The Madhya Pradesh government has now sent a proposal to the Centre requesting its Plan B be considered to get pure breed Asiatic lion's cubs from different zoos and form a pride at Kuno to raise them as free-ranging animals, officials told IANS.

Plan A was to rehabilitate wild lions from Gujarat to Madhya Pradesh.

"The state government has sent proposal to the Government of India that its expert committee must consider Plan B," a senior forest official told IANS on condition of anonymity. The official added that this is, however, not the dead-end of the plan to obtain wild lions from Gujarat.

In a note sent in June 2017, the Principal Chief Conservator of Forest (PCCF), Madhya Pradesh, proposed to seek permission of the Central Zoo Authority (CZA) to translocate two cubs born this year at Indore Zoo.

The note says that despite the apex court's orders and six meetings of the expert committee, the reintroduction of Asiatic lions has not moved forward.

"Madhya Pradesh has experience of reintroducing orphaned tiger cubs in the wild after raising them and making them expert hunters. At present the lion cubs at Indore zoo have matured and developed immunity," said a note by the PCCF, Jitendra Agarwal.

The note further proposes to seek permission from CZA, National Tiger Conservation Authority (NTCA) and Wildlife Institute of India (WII) to implement the state's Plan B.

However, Plan B, according to experts, "fails" to meet the original mandate, which was the concern to save this rare species from an epidemic or natural disaster leading to its complete wipeout.

Gujarat's Gir forest is the only home to free-ranging or wild Asiatic lions.

Often considered over-populated, the numbers at Gir are increasing at an impressive rate, with 523 felines in 2016 to 650 in a recently conlcuded census.

The WII had, in 1989, pushed for a second natural habitat -- Madhya Pradesh -- for the Asiatic lions for their long-term conservation.

"The objective was to protect the wild free-ranging lions of Gir and not to raise the breed in captivity in a wildlife sanctuary.

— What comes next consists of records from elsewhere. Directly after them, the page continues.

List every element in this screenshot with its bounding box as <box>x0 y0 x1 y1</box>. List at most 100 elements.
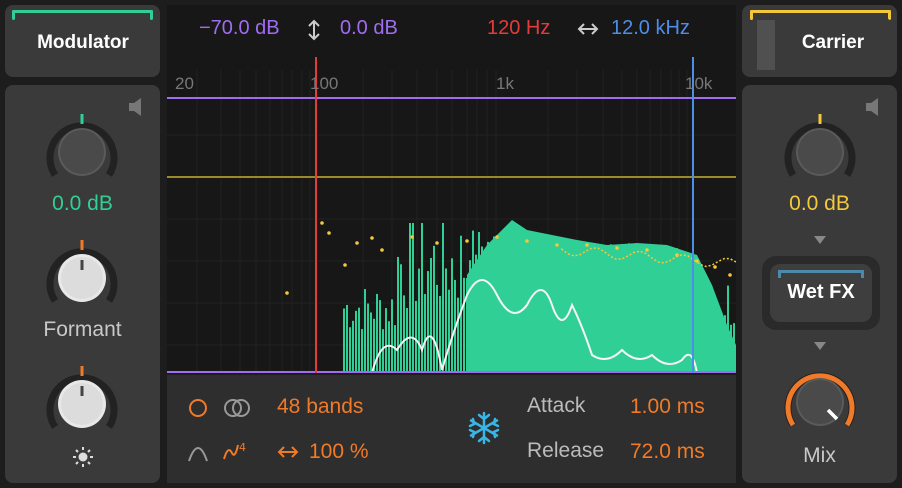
low-freq-readout[interactable]: 120 Hz <box>487 17 550 40</box>
leftright-arrow-icon[interactable] <box>577 22 599 36</box>
spread-value[interactable]: 100 % <box>309 440 369 464</box>
modulator-title: Modulator <box>37 32 129 53</box>
spectrum-bar <box>358 307 360 373</box>
spectrum-bar <box>418 268 420 373</box>
envelope-dot <box>645 248 649 252</box>
modulator-accent-left <box>12 10 15 20</box>
spectrum-bar <box>355 310 357 373</box>
carrier-gain-knob[interactable] <box>778 110 862 194</box>
spectrum-bar <box>385 308 387 373</box>
min-db-readout[interactable]: −70.0 dB <box>199 17 280 40</box>
release-value[interactable]: 72.0 ms <box>630 440 705 464</box>
shape-icon[interactable]: 4 <box>222 437 250 463</box>
modulator-accent-line <box>12 10 153 13</box>
carrier-title: Carrier <box>801 32 865 53</box>
spectrum-bar <box>457 297 459 373</box>
svg-text:4: 4 <box>239 441 246 454</box>
envelope-dot <box>355 241 359 245</box>
freq-tick-1k: 1k <box>496 74 514 93</box>
spectrum-bar <box>391 299 393 373</box>
envelope-dot <box>370 236 374 240</box>
spectrum-svg <box>167 57 736 373</box>
modulator-accent-right <box>150 10 153 20</box>
formant-knob[interactable] <box>40 236 124 320</box>
envelope-dot <box>410 235 414 239</box>
chevron-down-icon <box>814 236 826 244</box>
spectrum-bar <box>451 258 453 373</box>
spectrum-bar <box>442 223 444 373</box>
spectrum-bar <box>403 295 405 373</box>
brightness-knob[interactable] <box>40 362 124 446</box>
circle-mode-icon[interactable] <box>187 397 209 419</box>
release-label: Release <box>527 439 605 462</box>
freq-tick-100: 100 <box>310 74 339 93</box>
max-db-readout[interactable]: 0.0 dB <box>340 17 398 40</box>
high-freq-readout[interactable]: 12.0 kHz <box>611 17 690 40</box>
freq-tick-10k: 10k <box>685 74 713 93</box>
spectrum-display[interactable]: −70.0 dB 0.0 dB 120 Hz 12.0 kHz 20 100 1… <box>167 5 736 373</box>
spectrum-bar <box>397 256 399 373</box>
speaker-icon[interactable] <box>864 96 882 118</box>
spectrum-bar <box>427 271 429 373</box>
spectrum-bar <box>433 245 435 373</box>
wet-fx-accent-left <box>778 270 781 278</box>
formant-label: Formant <box>43 318 122 341</box>
spectrum-bar <box>460 235 462 373</box>
spectrum-bar <box>409 223 411 373</box>
envelope-dot <box>555 243 559 247</box>
envelope-dot <box>728 273 732 277</box>
envelope-dot <box>615 246 619 250</box>
spectrum-bar <box>412 223 414 373</box>
mix-knob[interactable] <box>778 360 862 444</box>
spectrum-bar <box>463 277 465 373</box>
carrier-button[interactable]: Carrier <box>775 18 891 68</box>
carrier-gain-value: 0.0 dB <box>789 192 850 215</box>
spectrum-bar <box>382 329 384 373</box>
modulator-button[interactable]: Modulator <box>14 18 152 68</box>
spectrum-bar <box>424 294 426 373</box>
mix-label: Mix <box>803 444 836 467</box>
spectrum-bar <box>406 307 408 373</box>
spectrum-bar <box>436 284 438 373</box>
bands-value[interactable]: 48 bands <box>277 395 363 419</box>
freq-tick-20: 20 <box>175 74 194 93</box>
envelope-dot <box>585 243 589 247</box>
wet-fx-accent-right <box>861 270 864 278</box>
carrier-accent-left <box>750 10 753 20</box>
sun-icon <box>73 447 93 467</box>
envelope-dot <box>495 235 499 239</box>
attack-value[interactable]: 1.00 ms <box>630 395 705 419</box>
bottom-controls: 48 bands 4 100 % Attack 1.00 ms Release … <box>167 375 736 483</box>
spectrum-bar <box>415 300 417 373</box>
modulator-gain-knob[interactable] <box>40 110 124 194</box>
spectrum-bar <box>448 289 450 373</box>
spectrum-bar <box>379 300 381 373</box>
spectrum-fill <box>467 220 736 373</box>
spectrum-bar <box>367 303 369 373</box>
leftright-arrow-icon <box>277 446 299 458</box>
envelope-icon[interactable] <box>187 441 209 463</box>
envelope-dot <box>380 248 384 252</box>
spectrum-bar <box>346 304 348 373</box>
spectrum-bar <box>370 312 372 373</box>
spectrum-bar <box>388 321 390 373</box>
envelope-dot <box>525 239 529 243</box>
spectrum-bar <box>349 327 351 373</box>
envelope-dot <box>713 265 717 269</box>
spectrum-bar <box>343 308 345 373</box>
attack-label: Attack <box>527 394 586 417</box>
envelope-dot <box>465 239 469 243</box>
envelope-dot <box>435 241 439 245</box>
carrier-accent-line <box>750 10 891 13</box>
snowflake-icon[interactable] <box>467 411 501 445</box>
speaker-icon[interactable] <box>127 96 145 118</box>
updown-arrow-icon[interactable] <box>308 19 320 41</box>
double-circle-icon[interactable] <box>222 397 252 419</box>
modulator-gain-value: 0.0 dB <box>52 192 113 215</box>
spectrum-bar <box>361 329 363 373</box>
envelope-dot <box>285 291 289 295</box>
spectrum-bar <box>430 257 432 373</box>
spectrum-bar <box>400 264 402 373</box>
envelope-dot <box>327 231 331 235</box>
carrier-grip[interactable] <box>757 20 775 70</box>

The stubbornness of Gujarat can lead to disasterous results," wildlife activist Ajay Dube told IANS.

He added that the lions in Gir are also vulnerable to genetic disorders caused by "in-family breeding" due to high density, which is already affecting their immunity.

The Supreme Court in April 2013 ordered "immediate" re-introduction of lions to Kuno from Gir.

The court had then also fixed a six-month deadline for a committee responsible for accomplishing the mission under the central government's Additional Director General of Forest Wildlife.

However, even though Kuno was customised to hold nearly 40 lions, not a single feline has been moved to the sanctuary.